The Daily Bucket is a regular feature of the Backyard Science group. It is a place to note of any observations you have made of the world around you. Rain, sun, wind...insects, birds, flowers...meteorites, rocks...seasonal changes...all are worthy additions to the bucket. Please let us know what is going on around you in a comment. Include, as close as is comfortable for you, where you are located. Each note is a record that we can refer to in the future as we try to understand the patterns that are quietly unwinding around us.
December 2013
Salish Sea,
Pacific Northwest
All the reports I've been hearing from snowy parts of the country - and the pictures of animal tracks in snow - got me to thinking about the tracks I see around here, the decidedly non-snowy Pacific Northwest. There aren't many places to see tracks very well, but the best track material is damp fine sand freshly cleaned by the latest tide. A nearby beach is one of the few places on my island with those conditions. These are some tracks I've seen there in the last week, and a few of the creatures that make them.
(continued below the clump of sand...)
(photos in Lightbox; click to enlarge)
Gull and killdeer tracks (large and small, respectively), both very common on the beach. Each was skirting this rock, though who was first I have no way of knowing.

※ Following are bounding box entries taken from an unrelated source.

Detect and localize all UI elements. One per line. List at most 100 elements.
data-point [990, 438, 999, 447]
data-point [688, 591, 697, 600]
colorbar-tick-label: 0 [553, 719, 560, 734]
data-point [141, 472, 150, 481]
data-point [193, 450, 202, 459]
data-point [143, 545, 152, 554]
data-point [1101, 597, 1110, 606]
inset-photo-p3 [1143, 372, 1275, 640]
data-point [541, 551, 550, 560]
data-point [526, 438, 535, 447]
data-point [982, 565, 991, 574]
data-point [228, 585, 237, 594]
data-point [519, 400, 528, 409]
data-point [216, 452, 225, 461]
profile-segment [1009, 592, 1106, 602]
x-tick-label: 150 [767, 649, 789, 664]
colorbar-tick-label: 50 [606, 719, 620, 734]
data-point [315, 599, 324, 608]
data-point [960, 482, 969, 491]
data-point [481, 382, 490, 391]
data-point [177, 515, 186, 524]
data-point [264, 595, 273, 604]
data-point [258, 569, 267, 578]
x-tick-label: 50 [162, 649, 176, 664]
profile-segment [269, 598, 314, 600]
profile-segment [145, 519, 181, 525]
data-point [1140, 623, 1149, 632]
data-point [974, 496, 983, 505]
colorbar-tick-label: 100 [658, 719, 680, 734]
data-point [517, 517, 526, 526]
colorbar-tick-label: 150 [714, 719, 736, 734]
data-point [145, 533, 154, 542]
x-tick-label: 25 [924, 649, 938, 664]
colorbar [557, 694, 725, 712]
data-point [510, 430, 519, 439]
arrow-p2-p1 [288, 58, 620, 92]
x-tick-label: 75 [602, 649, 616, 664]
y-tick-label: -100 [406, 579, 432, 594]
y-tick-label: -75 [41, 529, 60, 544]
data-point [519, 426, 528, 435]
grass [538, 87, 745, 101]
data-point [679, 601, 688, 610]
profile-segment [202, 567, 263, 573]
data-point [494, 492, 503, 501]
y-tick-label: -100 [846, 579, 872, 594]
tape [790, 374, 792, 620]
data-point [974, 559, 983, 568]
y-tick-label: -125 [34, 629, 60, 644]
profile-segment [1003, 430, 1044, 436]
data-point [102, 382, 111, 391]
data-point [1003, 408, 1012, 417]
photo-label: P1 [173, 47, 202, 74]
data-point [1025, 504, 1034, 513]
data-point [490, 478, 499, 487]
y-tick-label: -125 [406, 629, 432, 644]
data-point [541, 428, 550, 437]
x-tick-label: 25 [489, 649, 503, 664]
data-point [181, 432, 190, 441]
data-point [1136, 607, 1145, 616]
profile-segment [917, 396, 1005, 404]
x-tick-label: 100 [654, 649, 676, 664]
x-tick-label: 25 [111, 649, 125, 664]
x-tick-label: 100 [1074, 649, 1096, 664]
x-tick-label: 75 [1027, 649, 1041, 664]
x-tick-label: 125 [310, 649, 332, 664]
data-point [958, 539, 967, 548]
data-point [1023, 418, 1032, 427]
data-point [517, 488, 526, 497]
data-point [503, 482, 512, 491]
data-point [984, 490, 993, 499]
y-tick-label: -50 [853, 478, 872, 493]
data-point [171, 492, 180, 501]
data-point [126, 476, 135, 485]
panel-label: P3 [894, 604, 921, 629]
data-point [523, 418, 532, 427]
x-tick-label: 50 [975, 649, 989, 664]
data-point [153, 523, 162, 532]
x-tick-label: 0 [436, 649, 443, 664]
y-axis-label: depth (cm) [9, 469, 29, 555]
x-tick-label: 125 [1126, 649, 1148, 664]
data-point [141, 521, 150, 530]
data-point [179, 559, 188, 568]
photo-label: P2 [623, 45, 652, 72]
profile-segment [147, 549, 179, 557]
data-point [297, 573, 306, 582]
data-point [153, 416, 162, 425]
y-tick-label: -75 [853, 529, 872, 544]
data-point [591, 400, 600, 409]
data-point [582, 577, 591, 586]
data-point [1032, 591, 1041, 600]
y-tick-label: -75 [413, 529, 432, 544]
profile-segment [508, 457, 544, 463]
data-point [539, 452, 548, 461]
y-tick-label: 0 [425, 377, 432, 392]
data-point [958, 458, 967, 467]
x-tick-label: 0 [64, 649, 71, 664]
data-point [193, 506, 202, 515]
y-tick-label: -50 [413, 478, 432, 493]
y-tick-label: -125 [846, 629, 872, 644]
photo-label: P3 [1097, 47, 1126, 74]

Gulls actually have webbed feet, though the webbing didn't imprint on this hard sand here. On mushier sand we can see the shape of their whole feet. These webbed feet make them fine swimmers. However unlike many birds with webbed feet, such as ducks and cormorants, gulls can also stride around on land briskly, and will easily take to the air if need be too.
With a bit more skill I might be able to distinguish between the gulls that leave tracks so abundantly on the wet sand of beaches here, at least by size, and narrow down identification. We have both large gulls (Glaucous-Winged Gulls are the most common) and small ones (mostly Mew Gulls at this time of year, Larus canus).
Mew gulls frequently flock, like these.
I see a small flock of killdeer (Charadrius vociferus) most days on this beach, 4-8 of them at a time. They leave lots of tracks, as well as holes from probing into the sand. A single oystercatcher, with similar tracks, may join them. Its pace is much more measured.
Sometimes killdeer skitter up onto the bare sand, but mostly they are feeding amongst the cobbles and seaweed near the water. They can be difficult to see, camouflaged as they are, but they make quite a ruckus (their scientific name suggests that!), so I can find them that way.
Northwestern Crows (Corvus caurinus) frequent the beach too, hunting and scavenging. The Northwesterns prefer the beach, and are a bit smaller in size than the more Common Crow, but frankly I can't tell them apart. These might be either.
Mammals use the beach too. River otters are back and forth between the shore and the water a lot on this beach, sometimes singly but more often in a group. I think these are otter tracks. I see Mink on and around this beach too, but my sources suggest mink tracks show more claw. The three otters in the following pic are on a favorite offshore rock, stopping to look at me before disappearing around the corner.
Here are some tracks I suspect are deer. We have a huge population of Black-Tail deer on the island that will go anywhere they can. I have seen deer on the beach. Our deer are smaller than mainland Black-Tails.
And the following type of tracks are very very common, usually accompanied by human tracks:
Once the sand dries out, it caves in, making it hard to identify tracks. Next to these circle marks, created by shreds of dried eelgrass spun by the wind, are a shorebird's tracks. At this time of year we have few possibilities, and not many walk around high up on the beach. Most likely killdeer again, but that's a guess.
Even when there aren't animals actually on the beach when I'm there, it's interesting to try to reconstruct what kind of action there has been. In this part of the country, fine damp sand is our best bet.
I'm a beginner at identifying tracks and welcome thoughts from other nature-watchers about what these signs tell us: identity or behavior.
What's up in your part of the world? Seeing any signs animals have left behind? Please share in the comments.